Pertusaria DC.
Thallus heteromerous, crustose to dwarf-fruticose, mainly grey but also white, yellow, green or blue-black, surface smooth, tuberculate, wrinkled-plicate and continuous, cracked or areolate. Cortex paraplecten-chymatous, becoming abraded or disorientated. Medulla white, variable in thickness, of loosely woven, thin-walled hyphae. Photobiont green, Trebouxia. Apothecia innate, within verrucae, generally elevated above thallus surface, single or several in pseudostromata; disc small and punctiform to broad and lecanorine. Parathecium weakly developed, never carbonised. Paraphysoids septate, branching from near base, variously spaced, becoming reticulately branched. Epithecium prominent, hyaline to dark, sometimes K+ violet. Hypothecium reduced, hyaline never K+ violet. Hymenium subglobose to discoid, hymenial gelatine colourless, yellow-brown or red. Asci clavate or cylindrical, 1-8-spored. Ascospores oval, ellipsoid, fusiform or cylindrical, simple, multinucleate, large, walls single or double, usually hyaline, mainly thick. Pycnidia immersed, globose or racemose, ostiolate or erumpent.
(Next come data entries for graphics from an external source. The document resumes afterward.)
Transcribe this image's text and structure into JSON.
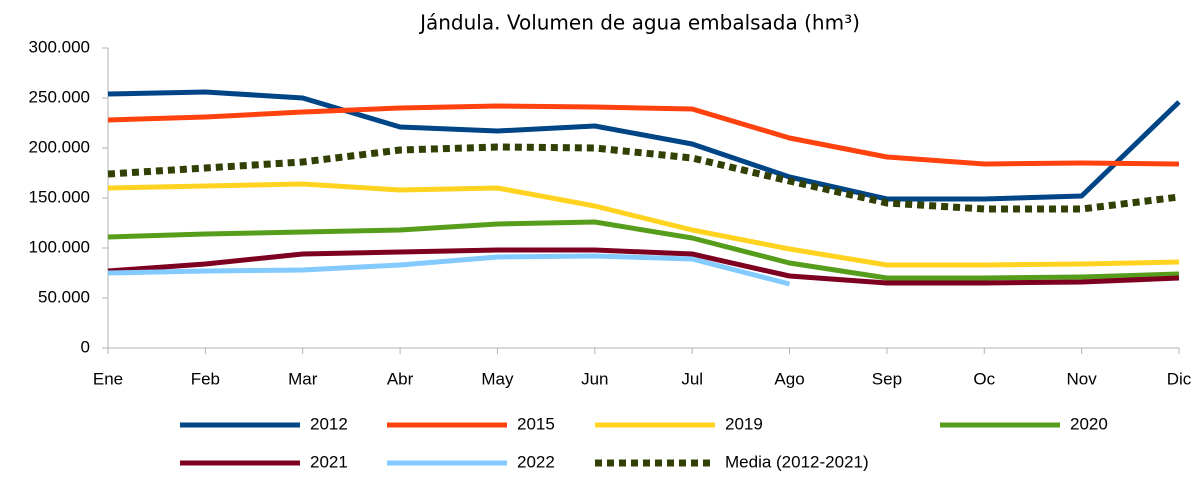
{
  "chart_data": {
    "type": "line",
    "title": "Jándula. Volumen de agua embalsada  (hm³)",
    "categories": [
      "Ene",
      "Feb",
      "Mar",
      "Abr",
      "May",
      "Jun",
      "Jul",
      "Ago",
      "Sep",
      "Oc",
      "Nov",
      "Dic"
    ],
    "ylim": [
      0,
      300000
    ],
    "yticks": [
      {
        "value": 0,
        "label": "0"
      },
      {
        "value": 50000,
        "label": "50.000"
      },
      {
        "value": 100000,
        "label": "100.000"
      },
      {
        "value": 150000,
        "label": "150.000"
      },
      {
        "value": 200000,
        "label": "200.000"
      },
      {
        "value": 250000,
        "label": "250.000"
      },
      {
        "value": 300000,
        "label": "300.000"
      }
    ],
    "grid": false,
    "series": [
      {
        "name": "2012",
        "color": "#004586",
        "values": [
          254000,
          256000,
          250000,
          221000,
          217000,
          222000,
          204000,
          171000,
          149000,
          149000,
          152000,
          246000
        ]
      },
      {
        "name": "2015",
        "color": "#ff420e",
        "values": [
          228000,
          231000,
          236000,
          240000,
          242000,
          241000,
          239000,
          210000,
          191000,
          184000,
          185000,
          184000
        ]
      },
      {
        "name": "2019",
        "color": "#ffd320",
        "values": [
          160000,
          162000,
          164000,
          158000,
          160000,
          142000,
          118000,
          99000,
          83000,
          83000,
          84000,
          86000
        ]
      },
      {
        "name": "2020",
        "color": "#579d1c",
        "values": [
          111000,
          114000,
          116000,
          118000,
          124000,
          126000,
          110000,
          85000,
          70000,
          70000,
          71000,
          74000
        ]
      },
      {
        "name": "2021",
        "color": "#7e0021",
        "values": [
          77000,
          84000,
          94000,
          96000,
          98000,
          98000,
          94000,
          72000,
          65000,
          65000,
          66000,
          70000
        ]
      },
      {
        "name": "2022",
        "color": "#83caff",
        "values": [
          75000,
          77000,
          78000,
          83000,
          91000,
          92000,
          89000,
          64000,
          null,
          null,
          null,
          null
        ]
      },
      {
        "name": "Media (2012-2021)",
        "color": "#314004",
        "dotted": true,
        "values": [
          174000,
          180000,
          186000,
          198000,
          201000,
          200000,
          190000,
          167000,
          145000,
          139000,
          139000,
          151000
        ]
      }
    ]
  }
}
Conidia cylindrical, filiform to acicular.
Key
Pertusaria is a large genus of cosmopolitan lichens with c. 600 species [Dibben Milwaukee Pub. Mus. Publ. Biol. Geol. 5: 1-162 (1980)] included in the family Pertusariaceae. Species characteristically produce crustose thalli in which apothecial development takes place within thalline protruberances. These warts enlarge as the ascostromata develop and lead to the production of fruiting bodies immersed within fertile, elevated verrucae. Two kinds of ascocarp development are found, and together with spore-wall structure, appear good indicators of distinct subgenera. The poriform species of subgen. Pertusaria [Dibben, loc. cit.: 3] develop polycarpic fruits with double-walled spores and produce either ampliariate or pertusariate verrucae. The disciform species of subgen. Pionospora have monocarpic fruits with single-wall spores and produce either lecanorate or sorediate verrucae. Recognition of these types of verrucae is an essential prerequisite of species determination.
Ampliariate verrucae are conical in shape, have a reduced apical surface and no basal constriction, contain few apothecia, and release their spores through a single or small number of ostioles. Pertusariate verrucae are constricted basally, have a hemispherical or broadly flat-topped shape, contain many apothecia and release their spores through numerous ostioles that may be grouped inside disc-like depressions. Lecanorate verrucae resemble the solitary apothecia of Lecanora, rarely lack a supra-epithecial pruina, never develop as soralia and usually show no abortion of the hymenium or of its products. Sorediate verrucae resemble immature lecanorate verrucae, only initially may possess a supra-epithecial pruina, characteristically form strongly sorediate discs and show an advanced state of hymenial degradation with consequent loss of fertility [Dibben, loc. cit.: 3].
The most thorough account of anatomy, morphology, chemistry and taxonomy in the genus is that of Dibben ( loc. cit. ) dealing with species in North America.
Almost all species of Pertusaria in New Zealand are crustose, but P. dactylina, an alpine species, is ± subfruticose with well-developed clustered, dactyliform isidia. Crustose species are described from New Zealand material by Stirton [ J. Linn. Soc. Lond. Bot. 14: 464 (1875); Proc. phil. Soc. Glasg. 10: 296-297 (1877)]; Knight [ T.N.Z.I. 8: 313, 328 (1876); T.N.Z.I. 15: 349 (1883); T.N.Z.I. 16: 402 (1884)]; Krempelhuber [ Verhandl. zool.-bot. Ges. Wien 26: 451-452 (1876)]; Nylander, [ Flora 48: 338-339 (1865); J. Linn. Soc. Lond. Bot. 9: 253 (1866); Lich. N.Z.: 66-71 (1888)]; Müller Argoviensis [ Flora 67: 284, 286, 350, 462 (1884); Bull. Herb. Boissier 2, App. 1: 53-55 (1894); Bull. Soc. r. Bot. Belg. 31: 31 (1892)]; Hellbom [ K. Sv. Vet. Akad. Handl. 21 (3) 13: 73-77 (1896)]; Szatala [ Borbásia 1: 60 (1939)] and Zahlbruckner [ Denkschr. Akad. Wiss. Wien math.-naturwiss. Kl. 104: 329-338 (1941)]. The most recent account of the New Zealand species, that of Zahlbruckner ( loc. cit. ), is not based on a wide examination of type material but contains a key to many of the species recognised in New Zealand. The present account which is merely an appraisal of type specimens and in no sense a revision, discusses 23 species. Ten species are corticolous, 12 are found on rocks, and one is terricolous - muscicolous in alpine habitats.